Una cosa es aceptar nuestras faltas, otra, es cambiarlas. En esto consiste el sonido del shofar: en que ese despertar permita ver el estado precario de la vida espiritual propia.

Sin embargo, el trabajo siguiente depende de la persona: atender el llamado del shofar cuando el despertar lleve a buscar el cambio. Pero cuando ocurre ese maravilloso momento, se acude a una verdad insuperable: el cambio es imposible más allá del momento – del instante – de la conciencia. Porque el estado común del ser humano, el del aletargamiento, requiere un esfuerzo monumental para permanecer, por sí solo, fiel a ese despertar.

R. Shaúl comenta que Di.s “no nos ha dado un espíritu de cobardía, sino de poder, de amor y de dominio propio” (2Tim 1:7). Esto, por supuesto, sólo existe en una persona que ha nacido de Di-s, y no anda más según las costumbres y hábitos del mundo; sino que practica la verdadera Torá, la fuente de vida. Mientras, es un hombre perdido: adormecido en sus propios intereses.

Esto quiere decir que aún para arrepentirnos completamente, somos impotentes. Si alguien tiene algo, es porque Di-s se lo ha dado (en este caso, una nueva vida que le levanta de entre los muertos), y no porque gracias a sus buenas cualidades o acciones se lo ha ganado. El primer paso hacia la conducta fiel es el total menosprecio al mérito propio.

Di-s nos ha dado un espíritu de poder, es decir, que antes de esa situación nada podíamos para agradar a Di-s.

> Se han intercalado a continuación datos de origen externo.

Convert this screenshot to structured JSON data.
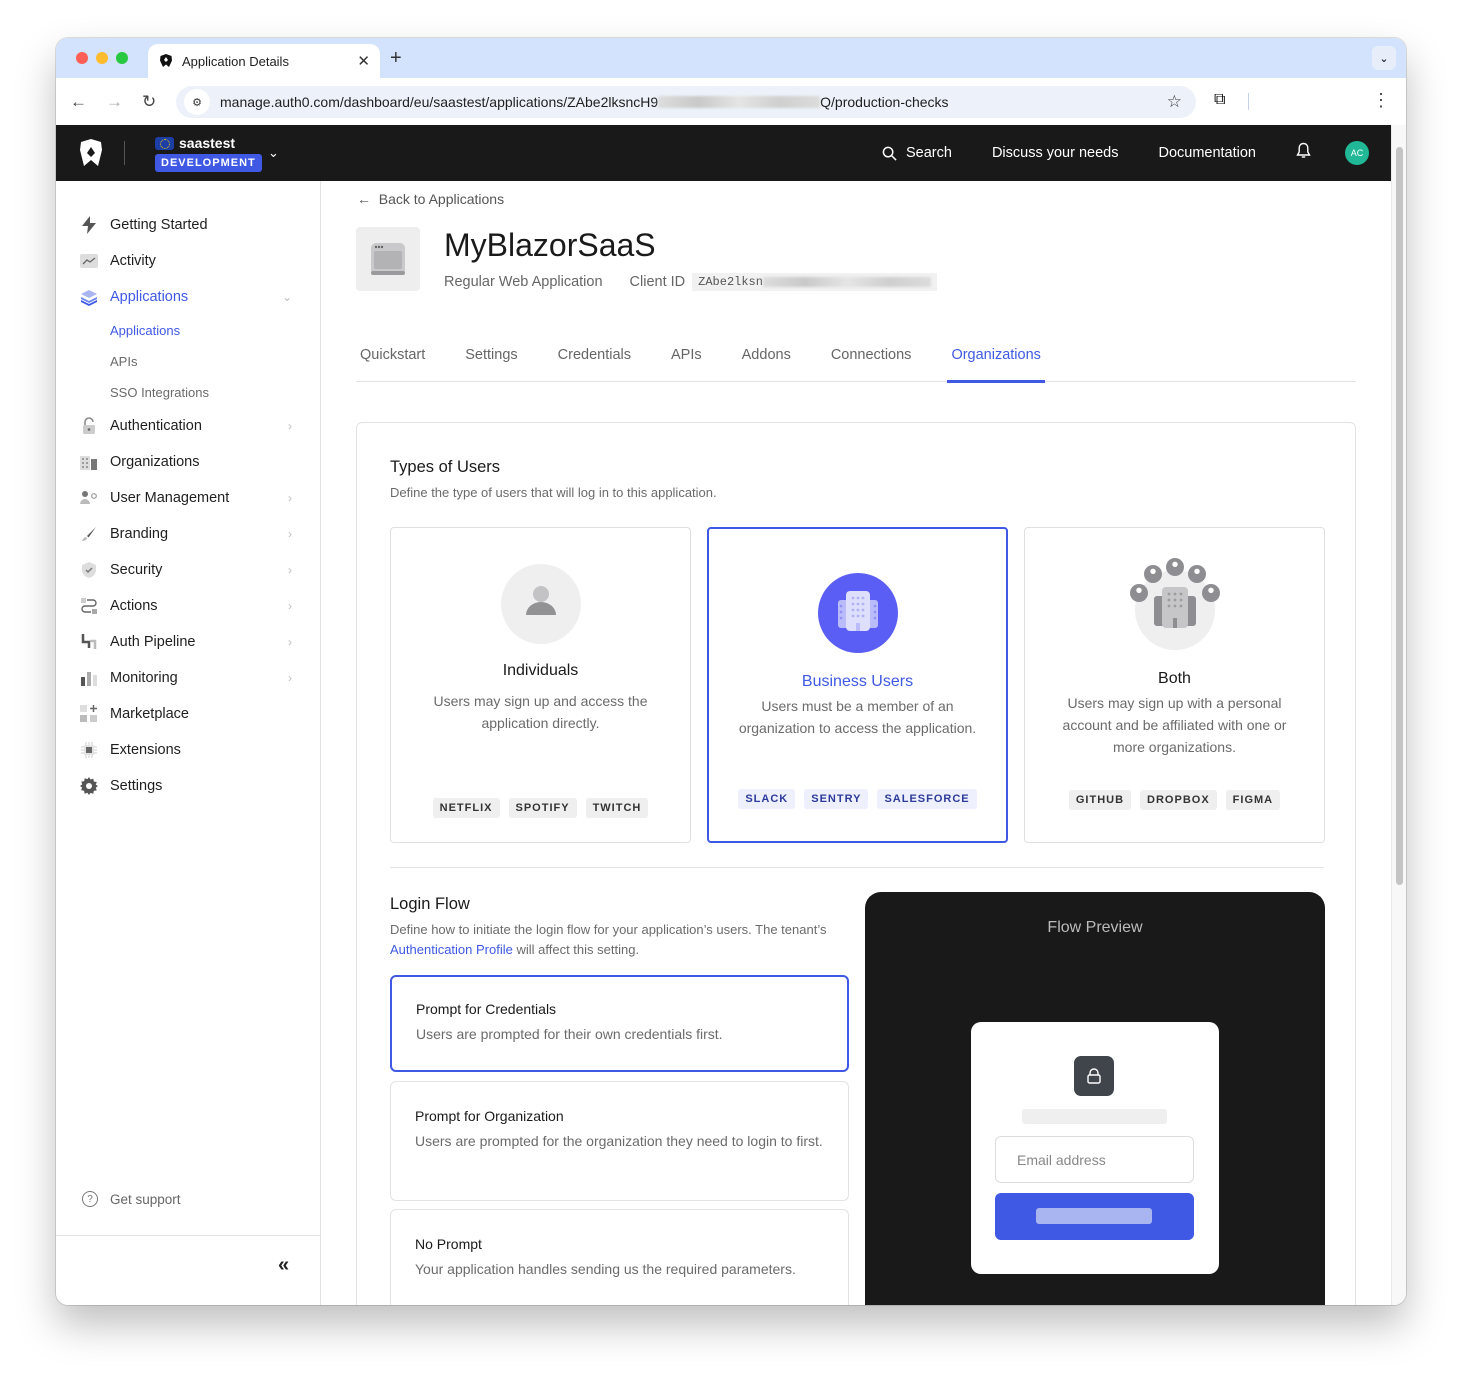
{
  "browser": {
    "tab_title": "Application Details",
    "url_prefix": "manage.auth0.com/dashboard/eu/saastest/applications/ZAbe2lksncH9",
    "url_suffix": "Q/production-checks"
  },
  "topbar": {
    "tenant_name": "saastest",
    "environment_badge": "DEVELOPMENT",
    "search_label": "Search",
    "discuss_label": "Discuss your needs",
    "docs_label": "Documentation",
    "avatar_initials": "AC"
  },
  "sidebar": {
    "items": [
      {
        "label": "Getting Started",
        "icon": "lightning-icon"
      },
      {
        "label": "Activity",
        "icon": "activity-chart-icon"
      },
      {
        "label": "Applications",
        "icon": "layers-icon",
        "active": true,
        "expanded": true
      },
      {
        "label": "Authentication",
        "icon": "lock-icon",
        "chevron": true
      },
      {
        "label": "Organizations",
        "icon": "building-icon"
      },
      {
        "label": "User Management",
        "icon": "users-icon",
        "chevron": true
      },
      {
        "label": "Branding",
        "icon": "brush-icon",
        "chevron": true
      },
      {
        "label": "Security",
        "icon": "shield-icon",
        "chevron": true
      },
      {
        "label": "Actions",
        "icon": "actions-flow-icon",
        "chevron": true
      },
      {
        "label": "Auth Pipeline",
        "icon": "pipeline-icon",
        "chevron": true
      },
      {
        "label": "Monitoring",
        "icon": "bar-chart-icon",
        "chevron": true
      },
      {
        "label": "Marketplace",
        "icon": "marketplace-icon"
      },
      {
        "label": "Extensions",
        "icon": "chip-icon"
      },
      {
        "label": "Settings",
        "icon": "gear-icon"
      }
    ],
    "sub_items": [
      "Applications",
      "APIs",
      "SSO Integrations"
    ],
    "support_label": "Get support"
  },
  "main": {
    "back_label": "Back to Applications",
    "app_name": "MyBlazorSaaS",
    "app_type": "Regular Web Application",
    "client_id_label": "Client ID",
    "client_id_visible": "ZAbe2lksn",
    "tabs": [
      "Quickstart",
      "Settings",
      "Credentials",
      "APIs",
      "Addons",
      "Connections",
      "Organizations"
    ],
    "active_tab": "Organizations",
    "types": {
      "title": "Types of Users",
      "description": "Define the type of users that will log in to this application.",
      "cards": [
        {
          "title": "Individuals",
          "description": "Users may sign up and access the application directly.",
          "tags": [
            "NETFLIX",
            "SPOTIFY",
            "TWITCH"
          ]
        },
        {
          "title": "Business Users",
          "description": "Users must be a member of an organization to access the application.",
          "tags": [
            "SLACK",
            "SENTRY",
            "SALESFORCE"
          ],
          "selected": true
        },
        {
          "title": "Both",
          "description": "Users may sign up with a personal account and be affiliated with one or more organizations.",
          "tags": [
            "GITHUB",
            "DROPBOX",
            "FIGMA"
          ]
        }
      ]
    },
    "login_flow": {
      "title": "Login Flow",
      "description_before": "Define how to initiate the login flow for your application’s users. The tenant’s ",
      "link_text": "Authentication Profile",
      "description_after": " will affect this setting.",
      "options": [
        {
          "title": "Prompt for Credentials",
          "description": "Users are prompted for their own credentials first.",
          "selected": true
        },
        {
          "title": "Prompt for Organization",
          "description": "Users are prompted for the organization they need to login to first."
        },
        {
          "title": "No Prompt",
          "description": "Your application handles sending us the required parameters."
        }
      ]
    },
    "preview": {
      "title": "Flow Preview",
      "email_placeholder": "Email address"
    }
  },
  "colors": {
    "accent": "#3f59e4",
    "topbar": "#191919",
    "avatar": "#20b896"
  }
}
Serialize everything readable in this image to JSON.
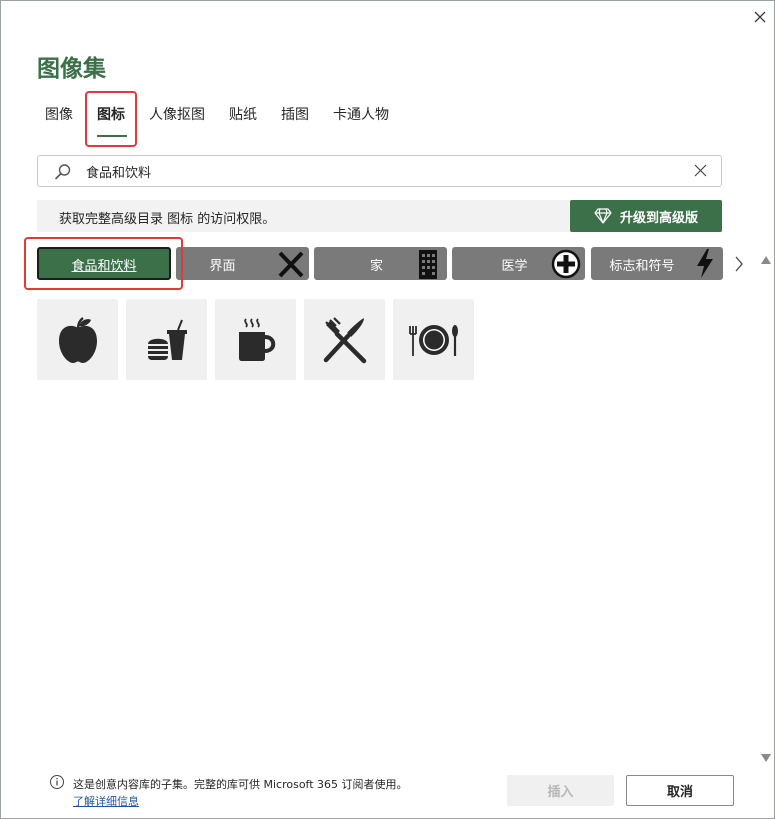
{
  "dialog": {
    "title": "图像集",
    "close_icon": "close-icon"
  },
  "tabs": [
    {
      "label": "图像"
    },
    {
      "label": "图标",
      "active": true
    },
    {
      "label": "人像抠图"
    },
    {
      "label": "贴纸"
    },
    {
      "label": "插图"
    },
    {
      "label": "卡通人物"
    }
  ],
  "search": {
    "value": "食品和饮料",
    "icon": "search-icon",
    "clear_icon": "clear-icon"
  },
  "promo": {
    "text": "获取完整高级目录 图标 的访问权限。",
    "upgrade_label": "升级到高级版",
    "upgrade_icon": "diamond-icon"
  },
  "categories": [
    {
      "label": "食品和饮料",
      "active": true
    },
    {
      "label": "界面",
      "icon": "x-icon"
    },
    {
      "label": "家",
      "icon": "building-icon"
    },
    {
      "label": "医学",
      "icon": "medical-plus-icon"
    },
    {
      "label": "标志和符号",
      "icon": "lightning-icon"
    }
  ],
  "icons": [
    {
      "name": "apple-icon"
    },
    {
      "name": "fast-food-icon"
    },
    {
      "name": "coffee-cup-icon"
    },
    {
      "name": "fork-knife-icon"
    },
    {
      "name": "plate-cutlery-icon"
    }
  ],
  "colors": {
    "accent": "#3b7049",
    "category_bg": "#7a7a7a",
    "highlight": "#e03a3a"
  },
  "footer": {
    "info_text": "这是创意内容库的子集。完整的库可供 Microsoft 365 订阅者使用。",
    "link_text": "了解详细信息",
    "insert_label": "插入",
    "cancel_label": "取消"
  }
}
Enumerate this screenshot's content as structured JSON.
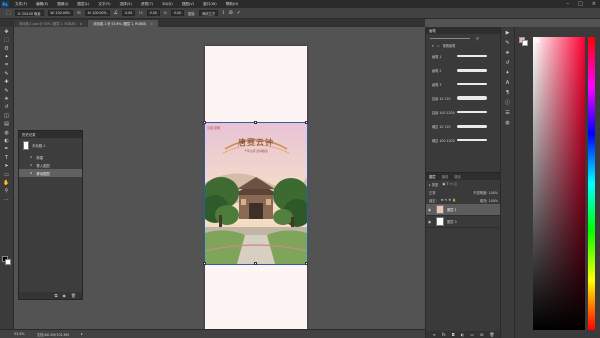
{
  "app": {
    "logo": "Ps",
    "menu": [
      "文件(F)",
      "编辑(E)",
      "图像(I)",
      "图层(L)",
      "文字(Y)",
      "选择(S)",
      "滤镜(T)",
      "3D(D)",
      "视图(V)",
      "窗口(W)",
      "帮助(H)"
    ],
    "window_controls": [
      "–",
      "□",
      "×"
    ]
  },
  "options": {
    "x": "X: 254.00 像素",
    "w": "W: 100.00%",
    "h": "H: 100.00%",
    "angle": "0.00",
    "h_skew": "0.00",
    "v_skew": "0.00",
    "interp_label": "插值:",
    "interp_value": "两次立方",
    "cancel_icon": "⊘",
    "commit_icon": "✓"
  },
  "tabs": [
    {
      "label": "未标题-1.psd @ 50% (图层 1, RGB/8)",
      "active": false
    },
    {
      "label": "未标题-1 @ 53.6% (图层 1, RGB/8)",
      "active": true
    }
  ],
  "tools": [
    "move-icon",
    "marquee-icon",
    "lasso-icon",
    "magic-wand-icon",
    "crop-icon",
    "eyedropper-icon",
    "healing-icon",
    "brush-icon",
    "stamp-icon",
    "history-brush-icon",
    "eraser-icon",
    "gradient-icon",
    "blur-icon",
    "dodge-icon",
    "pen-icon",
    "type-icon",
    "path-select-icon",
    "shape-icon",
    "hand-icon",
    "zoom-icon",
    "extra-icon"
  ],
  "tool_glyphs": [
    "✥",
    "⬚",
    "ʘ",
    "✦",
    "⌗",
    "✎",
    "✚",
    "✎",
    "⎈",
    "↺",
    "◫",
    "▤",
    "◍",
    "◐",
    "✒",
    "T",
    "➤",
    "▭",
    "✋",
    "⚲",
    "⋯"
  ],
  "history": {
    "title": "历史记录",
    "snapshot": "未标题-1",
    "items": [
      {
        "label": "新建",
        "selected": false
      },
      {
        "label": "置入图层",
        "selected": false
      },
      {
        "label": "移动图层",
        "selected": true
      }
    ]
  },
  "artwork": {
    "stamp_line1": "云南·昆明",
    "title": "唐赛云钟",
    "subtitle": "千年古寺 晨钟暮鼓"
  },
  "brushes": {
    "title": "画笔",
    "group_label": "常规画笔",
    "items": [
      {
        "label": "画笔 1",
        "size": 10
      },
      {
        "label": "画笔 2",
        "size": 12
      },
      {
        "label": "画笔 3",
        "size": 8
      },
      {
        "label": "边缘 10 120",
        "size": 14
      },
      {
        "label": "边缘 100 1200",
        "size": 10
      },
      {
        "label": "硬边 10 120",
        "size": 12
      },
      {
        "label": "硬边 100 1200",
        "size": 9
      }
    ]
  },
  "layers": {
    "tabs": [
      "图层",
      "通道",
      "路径"
    ],
    "blend": "正常",
    "opacity": "不透明度: 100%",
    "fill": "填充: 100%",
    "lock": "锁定:",
    "rows": [
      {
        "name": "图层 1",
        "selected": true
      },
      {
        "name": "图层 0",
        "selected": false
      }
    ]
  },
  "status": {
    "zoom": "53.6%",
    "doc": "文档:80.2M/102.6M"
  },
  "colors": {
    "foreground": "#f2b2b2",
    "background": "#ffffff",
    "accent": "#31a8ff",
    "hue": "#ff0033"
  }
}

De ahí que el peligro que corre todo creyente es pensar que ha podido lograr algo en su vida por su propia cuenta (por su muy gran inteligencia; por su gran sensibilidad y agudeza de pensamiento, etc.). Ahí es donde la fuerza animal del mundo obnubila al ser humano. De hecho, afirmo que la estructura racional que tenemos como personas nos ayuda a justificar nuestro letargo; pues si la diferencia entre un animal y un ser humano es su intelecto, la diferencia entre un hijo de Di-s y un ser humano es el grado de su humildad y su espiritualidad en servicio al Di-s de Israel, nacidos del arrepentimiento que provocó la voz del shofar de Di-s.

Todo, pues, comienza con esta voz y quien la escucha.